The chaotic system of Hurricanes
The amount of solar energy reaching the earth is not evenly distributed on the earth’s surface. Therefore, imbalances appear which force water and air in the atmosphere to move. The rise in temperature of the tropical sea surface is the main cause of atmospheric events that occur during the hot season.
Nature uses the laws of thermodynamics to create these weather phenomena.
When temperature differences become too great, the system created over the ocean can enter a chaotic regime out of which new harmful structures emerge:
These structures are hurricanes.
Sadi Carnot’s founding text of thermodynamics
“Every one knows that heat can produce motion. That is possesses vast motive-power no one can doubt, in these days when the steam-engine is everywhere so well known.
To heat also are due the vast movements which take place on the earth. It causes the agitations of the atmosphere, the ascension of clouds, the fall of rain and of meteors, the currents of water which channel the surface of the globe, and of which man has thus far employed but a small portion. Even earthquakes and volcanic eruptions are the result of heat. “
Nicolas Sadi Carnot, Reflections on the Motive Power of Heat,… (1824)
Henri Poincaré : a precursor of chaos theory
“A very small cause which escapes our notice determines a considerable effect that we cannot fail to see, and then we say that the effect is due to chance…, it may happen that small differences in the initial conditions produce very great ones in the final phenomena A small error in the former will produce an enormous error in the latter. Prediction becomes impossible, and we have the fortuitous phenomenon.”
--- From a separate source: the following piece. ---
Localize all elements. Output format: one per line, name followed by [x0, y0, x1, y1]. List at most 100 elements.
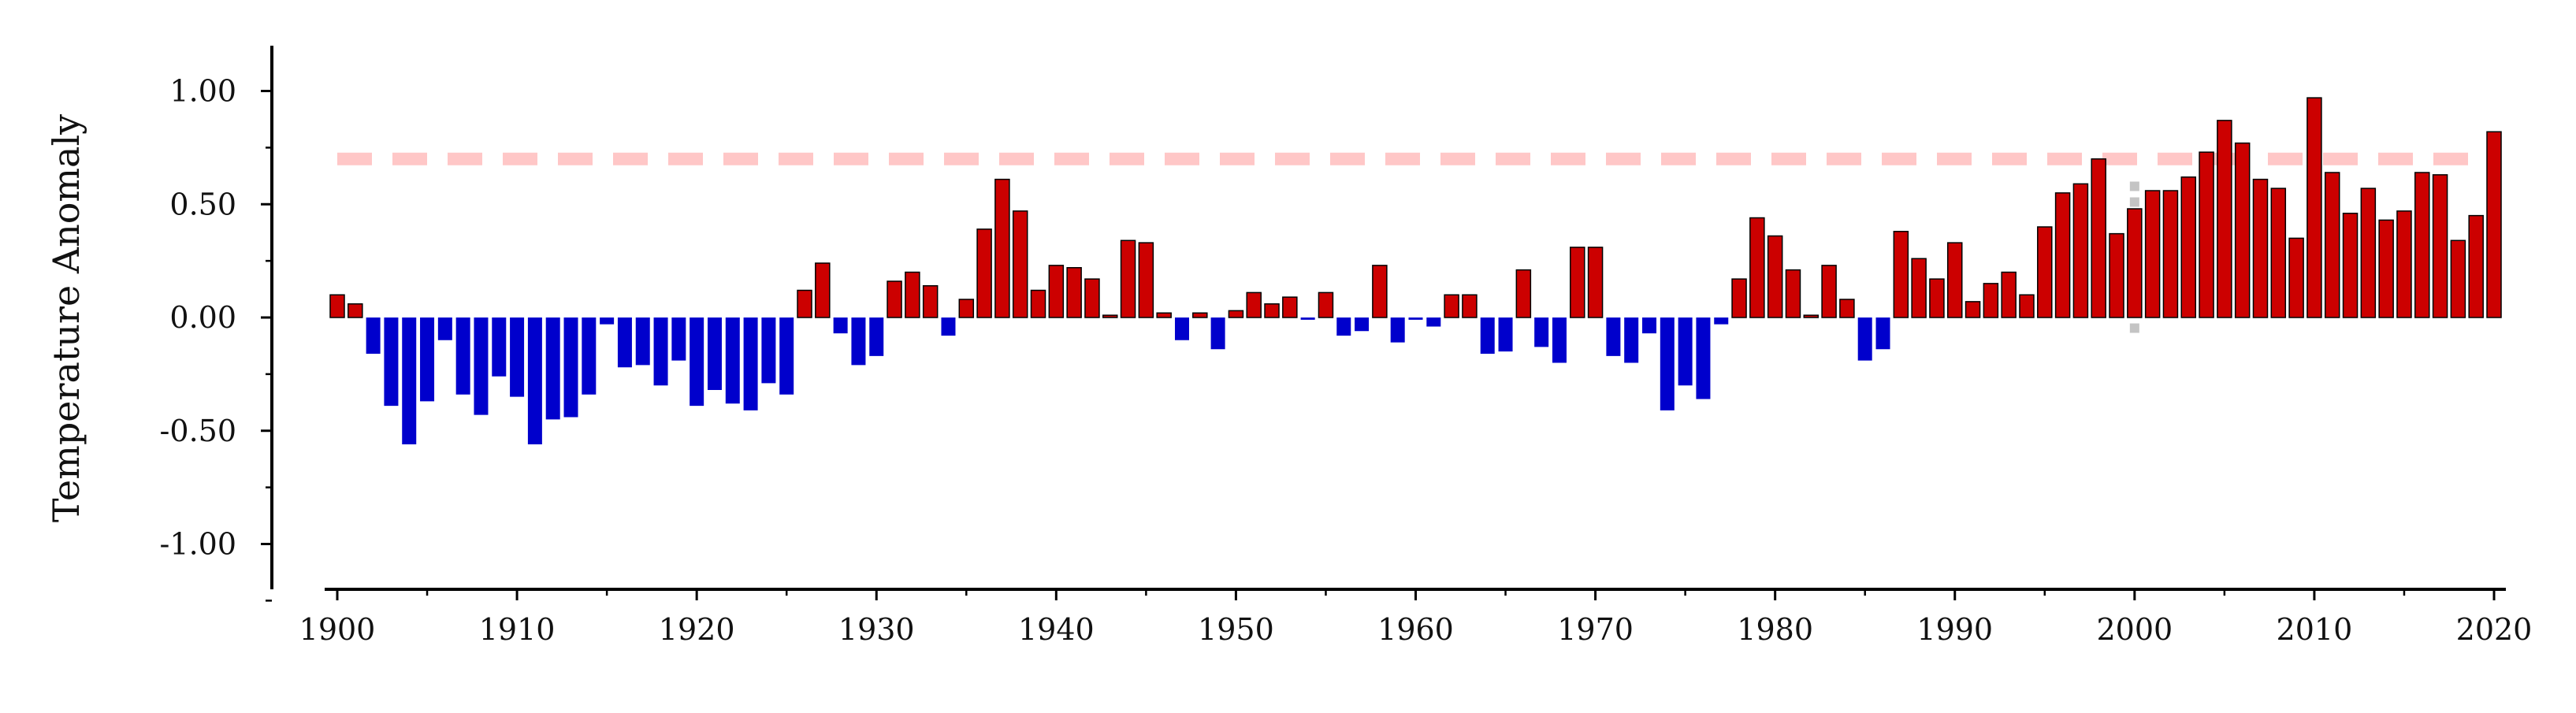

Henri Poincaré, The Calculus of Probabilities (1912)
This sensitivity to the initial conditions is the signature of chaos. But for lack of computers capable of millions of operations, Poincaré could not go any further.
Edward Lorenz, the father of chaos theory and the butterfly effect
The meteorologist Edward Lorenz highlighted, in the early 1960s with the advent of computers, that two states differing by imperceptible amounts may eventually evolve into two considerably different states.
In an academic article entitled “Predictability: Does the Flap of a Butterfly’s Wings in Brazil Set Off a Tornado in Texas?”, he showed that small causes may have large effects in general and in weather specifically as earlier recognized by Poincaré.
He demonstrated that deterministic systems could not accurately predict the weather for more than two or three weeks. His work led to chaos theory.